According to the legend, after she died her body was placed in a pine box and not given a proper burial.

“It says all of the servants could here her walking the steps at night and piano playing,” said Brown. “Her body was finally transported to Virginia and placed in her family’s plot, but that didn’t end the haunting. They continued.”

Brown said he interviewed an elderly lady about ten years ago who said during World War I she had a sleep over at Gainswood with a little girl who lived in the house.

‘That night they could hear someone playing the piano. They went to investigate, but there was no one there,” Brown recalled. “About five years I talked to dolson who was a graduate student of mine. She said she didn’t hear the piano, but she did hear the footsteps walking up and down the steps. So, who knows?”

There are also local ghost stories about objects such as trains and boats — not just people, said Brown.

“Every spring on the Tombigbee, the coast guard gets calls from people regarding the sighting of a burning boat.

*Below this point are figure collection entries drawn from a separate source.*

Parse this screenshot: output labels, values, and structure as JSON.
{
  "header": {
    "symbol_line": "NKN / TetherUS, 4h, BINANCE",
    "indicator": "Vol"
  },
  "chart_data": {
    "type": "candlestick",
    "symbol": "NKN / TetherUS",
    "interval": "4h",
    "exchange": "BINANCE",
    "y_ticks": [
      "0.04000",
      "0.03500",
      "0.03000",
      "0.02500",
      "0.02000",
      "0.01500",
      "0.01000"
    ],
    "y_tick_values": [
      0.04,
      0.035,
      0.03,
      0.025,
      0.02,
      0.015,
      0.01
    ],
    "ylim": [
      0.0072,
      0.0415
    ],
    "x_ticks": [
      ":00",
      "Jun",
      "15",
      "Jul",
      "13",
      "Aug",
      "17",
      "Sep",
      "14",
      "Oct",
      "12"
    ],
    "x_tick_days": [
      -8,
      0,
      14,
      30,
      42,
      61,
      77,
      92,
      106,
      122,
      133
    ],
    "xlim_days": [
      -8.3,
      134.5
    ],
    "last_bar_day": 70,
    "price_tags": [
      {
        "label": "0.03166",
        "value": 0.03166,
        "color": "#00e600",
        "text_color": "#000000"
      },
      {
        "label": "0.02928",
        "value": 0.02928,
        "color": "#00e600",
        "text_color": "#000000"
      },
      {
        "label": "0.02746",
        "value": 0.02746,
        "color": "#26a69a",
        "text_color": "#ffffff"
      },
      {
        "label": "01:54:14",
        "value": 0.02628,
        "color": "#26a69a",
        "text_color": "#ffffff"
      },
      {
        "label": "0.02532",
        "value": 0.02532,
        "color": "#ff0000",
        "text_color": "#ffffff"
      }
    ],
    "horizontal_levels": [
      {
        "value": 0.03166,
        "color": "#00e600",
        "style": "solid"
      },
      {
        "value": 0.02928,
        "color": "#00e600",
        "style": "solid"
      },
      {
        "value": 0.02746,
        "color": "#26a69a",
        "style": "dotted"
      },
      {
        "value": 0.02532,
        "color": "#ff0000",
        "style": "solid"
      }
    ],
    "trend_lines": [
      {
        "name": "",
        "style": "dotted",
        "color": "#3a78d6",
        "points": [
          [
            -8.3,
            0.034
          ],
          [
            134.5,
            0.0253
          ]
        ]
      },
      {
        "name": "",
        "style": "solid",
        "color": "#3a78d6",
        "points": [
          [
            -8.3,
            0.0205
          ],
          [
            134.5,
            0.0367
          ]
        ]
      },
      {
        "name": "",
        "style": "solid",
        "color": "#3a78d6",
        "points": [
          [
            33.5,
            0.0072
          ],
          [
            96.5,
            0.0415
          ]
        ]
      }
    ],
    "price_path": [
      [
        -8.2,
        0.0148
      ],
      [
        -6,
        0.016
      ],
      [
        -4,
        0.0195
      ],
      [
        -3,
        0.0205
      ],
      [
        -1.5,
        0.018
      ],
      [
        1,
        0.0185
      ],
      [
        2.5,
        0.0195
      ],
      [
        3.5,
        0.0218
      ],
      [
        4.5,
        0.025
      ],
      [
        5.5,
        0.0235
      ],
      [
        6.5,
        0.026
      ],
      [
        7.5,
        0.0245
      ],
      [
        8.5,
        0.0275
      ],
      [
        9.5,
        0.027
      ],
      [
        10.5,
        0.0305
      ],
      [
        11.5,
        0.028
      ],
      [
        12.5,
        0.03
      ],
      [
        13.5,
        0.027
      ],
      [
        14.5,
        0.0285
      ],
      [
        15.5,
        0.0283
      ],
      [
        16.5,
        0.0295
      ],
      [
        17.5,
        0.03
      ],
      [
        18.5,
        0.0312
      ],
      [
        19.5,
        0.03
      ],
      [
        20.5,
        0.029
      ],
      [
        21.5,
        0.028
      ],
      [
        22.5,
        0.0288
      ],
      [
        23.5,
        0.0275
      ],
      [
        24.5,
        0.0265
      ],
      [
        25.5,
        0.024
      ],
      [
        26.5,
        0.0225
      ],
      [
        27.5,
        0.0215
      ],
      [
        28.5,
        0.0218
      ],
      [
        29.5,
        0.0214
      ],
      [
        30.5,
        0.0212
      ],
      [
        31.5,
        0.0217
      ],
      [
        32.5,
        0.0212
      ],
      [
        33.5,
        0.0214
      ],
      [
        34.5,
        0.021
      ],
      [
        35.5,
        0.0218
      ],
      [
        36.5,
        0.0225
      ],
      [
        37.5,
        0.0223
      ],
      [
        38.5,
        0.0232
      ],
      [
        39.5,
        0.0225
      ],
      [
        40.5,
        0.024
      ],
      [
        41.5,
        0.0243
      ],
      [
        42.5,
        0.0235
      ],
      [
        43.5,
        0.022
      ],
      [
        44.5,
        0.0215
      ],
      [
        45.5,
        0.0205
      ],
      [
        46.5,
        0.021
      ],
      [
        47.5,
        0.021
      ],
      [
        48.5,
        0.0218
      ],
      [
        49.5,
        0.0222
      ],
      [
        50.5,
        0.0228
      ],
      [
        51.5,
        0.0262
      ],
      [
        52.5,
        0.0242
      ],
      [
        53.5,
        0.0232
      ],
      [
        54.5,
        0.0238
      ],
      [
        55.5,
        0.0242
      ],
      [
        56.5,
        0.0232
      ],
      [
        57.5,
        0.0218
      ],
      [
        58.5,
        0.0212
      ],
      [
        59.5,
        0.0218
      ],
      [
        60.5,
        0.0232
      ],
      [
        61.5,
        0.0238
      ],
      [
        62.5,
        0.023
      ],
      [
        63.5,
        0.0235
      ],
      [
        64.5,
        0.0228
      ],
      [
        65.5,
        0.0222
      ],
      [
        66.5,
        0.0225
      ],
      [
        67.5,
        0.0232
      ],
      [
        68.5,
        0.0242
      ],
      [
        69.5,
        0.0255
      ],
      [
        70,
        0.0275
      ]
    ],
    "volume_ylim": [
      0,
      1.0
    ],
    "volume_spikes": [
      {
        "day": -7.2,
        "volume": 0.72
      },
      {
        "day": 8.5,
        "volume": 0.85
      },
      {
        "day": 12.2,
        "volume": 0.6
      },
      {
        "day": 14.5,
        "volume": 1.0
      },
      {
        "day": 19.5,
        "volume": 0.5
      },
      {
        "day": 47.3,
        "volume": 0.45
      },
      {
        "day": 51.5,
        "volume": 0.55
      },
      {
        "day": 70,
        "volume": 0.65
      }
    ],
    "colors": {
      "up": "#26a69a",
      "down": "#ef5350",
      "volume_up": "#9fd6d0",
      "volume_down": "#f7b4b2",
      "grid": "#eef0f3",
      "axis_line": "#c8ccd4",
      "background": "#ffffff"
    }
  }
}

It was reported to be just around a certain bend in the river,” said Brown. “The coast guard would get in the boats and approach the bend expecting to find a catastrophe, but find nothing.”

Brown believes what they are seeing is actually the ghost of a paddle steamer, the Elza Battle.

One day in February of 1858, the Eliza Battle was loaded with cotton bales heading down the Tombigbee River.

“It was a custom at that time for the families of the planters to accompany the cotton to New Orleans, so the boat was full of people,” said Brown. “There was a brass band, they had a calliope, and fireworks.”

“Some of the cotton bales caught fire, no one really knows how. It could have been the fireworks or it could have been sparks from the smokestack.

The blaze burned through the tiller rope and the ship drifted out of control down the river as dozens of helpless passengers jumped into the icy water of the flooded river, attempting the swim to the bank.

“Several people were reportedly drowned or froze to death in the icy waters,” said Brown.

  Rebecca Coleman Pettigrew, who lived near the river, cared for many of the injured survivors of the tragedy.

  “While we know it happened, we don’t really know how many people actually died in the incident. Some accounts say it was twenty. Some say over fifty,” Brown said.

Brown has spent several years following such ghost stories and folklore not only in West Alabama, but also throughout the United States.

He is the author of over thirteen books about folklore and ghost stories including The Face in the Window and Other Alabama Ghostlore (1997), Shadows and Cypress (2000), Haunted Places in the American South (2002), Stories from the Haunted South (2004), Ghost Hunters of the South (2006), and The Ghost Hunters of New England (2008).

In his latest book, Ghost Hunters of New England, Brown finds in each of the six New England states groups of ghost hunters like the members of Connecticut’s “Skeleton Crew Paranormal Research Society” and Maine’s “Bangor Ghost Hunters Association”. With pack cameras, Geiger counters, electromagnetic field detectors, digital voice recorders, infrared thermometers, thermal scanners, oscilloscopes, tape recorders, computers, and dowsing rods in search of elusive proof of supernatural activity, Brown joins the ghost hunters on frightening investigations of places throughout New England.